Can IDC identify a variable when it conditions on (a CF version of) itself?

library(cfid)

plot_graphviz <- function(g, main){
  el <- get_edgelist(g)
  nodes_ <- unique(unlist(el))
  net <- bnlearn::empty.graph(nodes=nodes_)
  bnlearn::arcs(net) <- el
  bnlearn::graphviz.plot(net, main = main)
}

g1 <- dag("X -> W -> Y <- Z <- D X <-> Y")

v1 <- cf("Y", 0, c(X = 0))
v2 <- cf("X", 1)
v3 <- cf("Z", 0, c(D = 0))
v4 <- cf("D", 0)
c1 <- conj(v1)
c2 <- conj(v2, v3, v4)

# Identifiable conditional conjunction
print(identifiable(g1, c1, c2))
#> $id
#> [1] TRUE
#> 
#> $prob
#> \frac{\sum_{w,z,d} p_{x}(w)p_{w,z}(y,x')p_{d}(z)p(d)}{p(x')} 
#> 
#> $undefined
#> [1] FALSE

This is demonstrating the ability for the algorithm to resolve * Estimating the probability of \(Y_{X=0}=0\) * Conditioning on \(X=1\), \(Z_{D=0}=0\), and \(D=0\) * Utilizing the front door via W.

Notice we don’t condition on \(Y=y\). If we do, there is no identifiability. Indeed, the algorithm seems to get stuck in a recursion.

v5 <- cf("Y", 0, c(D = 0))
c5 <- conj(v2, v3, v4, v5)
tryCatch(
  identifiable(g1, c1, c5),
  error = function(e) print(e)
)
#> <nodeStackOverflowError: node stack overflow>


v6 <- cf("Y", 1)
c6 <- conj(v2, v3, v4, v6)
tryCatch(
  identifiable(g1, c1, c6),
  error = function(e) print(e)
)
#> <nodeStackOverflowError: node stack overflow>

g <- cfid::dag("Z -> X -> Y Z -> Y")

actual_x <- cf("X", 1)
counterfactual <- cf("Y", 0, int=c("X"=0))
joint <- conj(actual_x, counterfactual)
plot_graphviz(g, main="DAG")
#> Loading required namespace: Rgraphviz

plot_graphviz(cfid:::pwg(g, joint), main="Parallel World Graph")

plot_graphviz(cfid:::make_cg(g, joint), main="Counterfactual Graph")

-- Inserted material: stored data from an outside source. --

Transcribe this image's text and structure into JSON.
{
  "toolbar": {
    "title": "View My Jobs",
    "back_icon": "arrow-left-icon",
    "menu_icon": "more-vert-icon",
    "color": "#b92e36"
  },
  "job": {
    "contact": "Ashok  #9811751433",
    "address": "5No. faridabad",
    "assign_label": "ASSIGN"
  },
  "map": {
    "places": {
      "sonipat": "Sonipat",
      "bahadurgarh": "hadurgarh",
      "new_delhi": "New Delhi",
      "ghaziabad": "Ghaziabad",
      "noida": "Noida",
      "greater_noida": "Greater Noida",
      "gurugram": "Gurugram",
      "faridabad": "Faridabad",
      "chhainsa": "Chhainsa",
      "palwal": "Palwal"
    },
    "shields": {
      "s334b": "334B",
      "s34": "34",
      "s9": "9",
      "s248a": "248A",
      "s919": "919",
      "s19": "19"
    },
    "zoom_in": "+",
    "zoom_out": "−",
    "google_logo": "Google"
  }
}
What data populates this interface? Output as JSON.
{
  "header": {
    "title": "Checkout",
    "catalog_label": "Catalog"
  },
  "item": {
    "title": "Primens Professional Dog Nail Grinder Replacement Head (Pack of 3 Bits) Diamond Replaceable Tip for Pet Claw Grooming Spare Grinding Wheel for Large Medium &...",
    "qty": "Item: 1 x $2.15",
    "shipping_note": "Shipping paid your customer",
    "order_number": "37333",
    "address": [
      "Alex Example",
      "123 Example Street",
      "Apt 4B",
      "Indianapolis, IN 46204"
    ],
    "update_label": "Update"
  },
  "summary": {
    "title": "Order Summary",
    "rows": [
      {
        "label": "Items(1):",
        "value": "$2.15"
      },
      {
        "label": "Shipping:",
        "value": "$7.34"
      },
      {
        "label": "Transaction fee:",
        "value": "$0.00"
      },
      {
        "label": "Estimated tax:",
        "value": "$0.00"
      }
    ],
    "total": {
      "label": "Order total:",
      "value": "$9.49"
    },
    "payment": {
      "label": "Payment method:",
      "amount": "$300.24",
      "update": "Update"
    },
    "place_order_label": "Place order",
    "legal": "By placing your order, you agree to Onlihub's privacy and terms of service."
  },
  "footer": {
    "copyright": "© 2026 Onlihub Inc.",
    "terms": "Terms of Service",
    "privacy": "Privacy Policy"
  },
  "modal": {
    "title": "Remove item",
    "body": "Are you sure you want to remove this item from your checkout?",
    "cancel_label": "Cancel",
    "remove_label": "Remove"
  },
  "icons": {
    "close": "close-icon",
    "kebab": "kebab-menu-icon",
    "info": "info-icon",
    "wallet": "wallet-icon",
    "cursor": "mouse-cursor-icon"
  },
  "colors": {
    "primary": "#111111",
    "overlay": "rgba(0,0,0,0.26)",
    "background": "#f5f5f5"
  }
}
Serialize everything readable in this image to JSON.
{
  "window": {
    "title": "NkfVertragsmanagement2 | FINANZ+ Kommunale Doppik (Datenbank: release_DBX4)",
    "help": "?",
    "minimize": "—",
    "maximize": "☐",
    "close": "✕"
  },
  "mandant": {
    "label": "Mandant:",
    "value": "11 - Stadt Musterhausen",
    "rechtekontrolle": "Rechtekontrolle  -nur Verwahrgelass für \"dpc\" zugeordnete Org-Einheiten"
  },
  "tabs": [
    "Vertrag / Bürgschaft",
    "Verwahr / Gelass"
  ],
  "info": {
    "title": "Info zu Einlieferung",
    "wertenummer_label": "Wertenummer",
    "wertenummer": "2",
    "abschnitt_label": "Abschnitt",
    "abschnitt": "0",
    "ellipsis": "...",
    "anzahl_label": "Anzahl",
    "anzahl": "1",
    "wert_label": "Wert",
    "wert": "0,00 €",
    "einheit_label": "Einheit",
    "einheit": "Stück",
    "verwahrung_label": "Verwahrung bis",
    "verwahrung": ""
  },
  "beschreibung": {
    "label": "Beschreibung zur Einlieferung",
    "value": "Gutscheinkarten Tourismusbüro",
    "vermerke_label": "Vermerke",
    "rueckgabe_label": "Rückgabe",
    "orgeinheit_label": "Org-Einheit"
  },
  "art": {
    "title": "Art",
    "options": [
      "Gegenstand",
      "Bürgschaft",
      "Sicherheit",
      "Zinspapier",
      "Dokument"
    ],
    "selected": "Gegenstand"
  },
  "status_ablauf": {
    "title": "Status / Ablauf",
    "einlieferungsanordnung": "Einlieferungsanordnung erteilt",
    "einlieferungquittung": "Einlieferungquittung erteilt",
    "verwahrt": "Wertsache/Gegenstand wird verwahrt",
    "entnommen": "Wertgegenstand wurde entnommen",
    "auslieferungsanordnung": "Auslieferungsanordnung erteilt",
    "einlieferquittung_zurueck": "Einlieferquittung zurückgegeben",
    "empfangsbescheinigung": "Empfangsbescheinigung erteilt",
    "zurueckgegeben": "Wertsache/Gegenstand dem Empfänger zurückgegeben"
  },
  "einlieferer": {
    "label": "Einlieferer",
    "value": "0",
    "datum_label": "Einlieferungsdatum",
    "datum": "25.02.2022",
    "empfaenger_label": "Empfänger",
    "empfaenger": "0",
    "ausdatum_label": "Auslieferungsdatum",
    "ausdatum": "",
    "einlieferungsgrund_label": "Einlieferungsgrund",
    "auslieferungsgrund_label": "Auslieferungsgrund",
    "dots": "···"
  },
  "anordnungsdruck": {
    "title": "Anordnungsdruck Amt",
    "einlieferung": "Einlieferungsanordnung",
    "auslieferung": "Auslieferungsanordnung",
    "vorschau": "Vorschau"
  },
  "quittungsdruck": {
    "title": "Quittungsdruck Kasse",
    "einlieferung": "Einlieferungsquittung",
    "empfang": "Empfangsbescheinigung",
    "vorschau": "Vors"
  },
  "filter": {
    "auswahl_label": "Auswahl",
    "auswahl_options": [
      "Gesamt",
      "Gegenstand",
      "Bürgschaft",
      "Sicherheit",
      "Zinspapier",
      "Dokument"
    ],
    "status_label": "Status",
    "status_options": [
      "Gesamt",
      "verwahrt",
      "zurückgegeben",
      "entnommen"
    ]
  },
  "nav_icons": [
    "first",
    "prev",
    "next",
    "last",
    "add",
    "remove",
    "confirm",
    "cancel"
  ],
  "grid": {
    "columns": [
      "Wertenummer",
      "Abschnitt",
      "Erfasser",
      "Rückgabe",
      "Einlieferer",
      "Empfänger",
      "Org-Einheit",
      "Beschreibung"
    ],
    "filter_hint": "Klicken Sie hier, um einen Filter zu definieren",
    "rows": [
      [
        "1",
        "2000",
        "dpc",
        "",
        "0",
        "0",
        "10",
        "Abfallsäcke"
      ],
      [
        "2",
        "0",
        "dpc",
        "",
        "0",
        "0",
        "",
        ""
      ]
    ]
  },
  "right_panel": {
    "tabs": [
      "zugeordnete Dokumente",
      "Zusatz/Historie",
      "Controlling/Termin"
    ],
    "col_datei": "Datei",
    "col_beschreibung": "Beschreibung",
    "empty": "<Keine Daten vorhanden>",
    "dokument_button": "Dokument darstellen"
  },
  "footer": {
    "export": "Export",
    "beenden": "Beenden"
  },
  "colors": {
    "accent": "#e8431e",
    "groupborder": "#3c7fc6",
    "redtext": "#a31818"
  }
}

identifiable(g, conj(counterfactual), conj(actual_x))
#> $id
#> [1] TRUE
#> 
#> $prob
#> \frac{\sum_{z} p(z)p_{x,z}(y)p_{z}(x')}{\sum_{z} p(z)p_{z}(x')} 
#> 
#> $undefined
#> [1] FALSE

Now let’s condition additionally on the outcome Y=1: \(P(Y_{X=0}=0|X=1, Y=1)\). This is probability of necessity.

actual_x <- cf("X", 1)
actual_y <- cf("Y", 1)
joint2 <- conj(actual_x, actual_y, counterfactual)
plot_graphviz(g, main="DAG")

plot_graphviz(cfid:::pwg(g, joint2), main="Parallel World Graph")

plot_graphviz(cfid:::make_cg(g, joint2), main="Counterfactual Graph")

tryCatch(
  identifiable(g, conj(counterfactual), conj(actual_x, actual_y)),
  error = function(e) print(e)
)
#> <nodeStackOverflowError: node stack overflow>

Note the difference between the counterfactual graph in this case and the previous case. This one preserves the exogenous variable for Y, and this makes sense. Yet the conditional identification algorithm seems to be unable to cope with conditioning \(Y_x\) on \(Y\).

Identification of counterfactuals that condition on variants of themselves is impossible without parametric assumptions.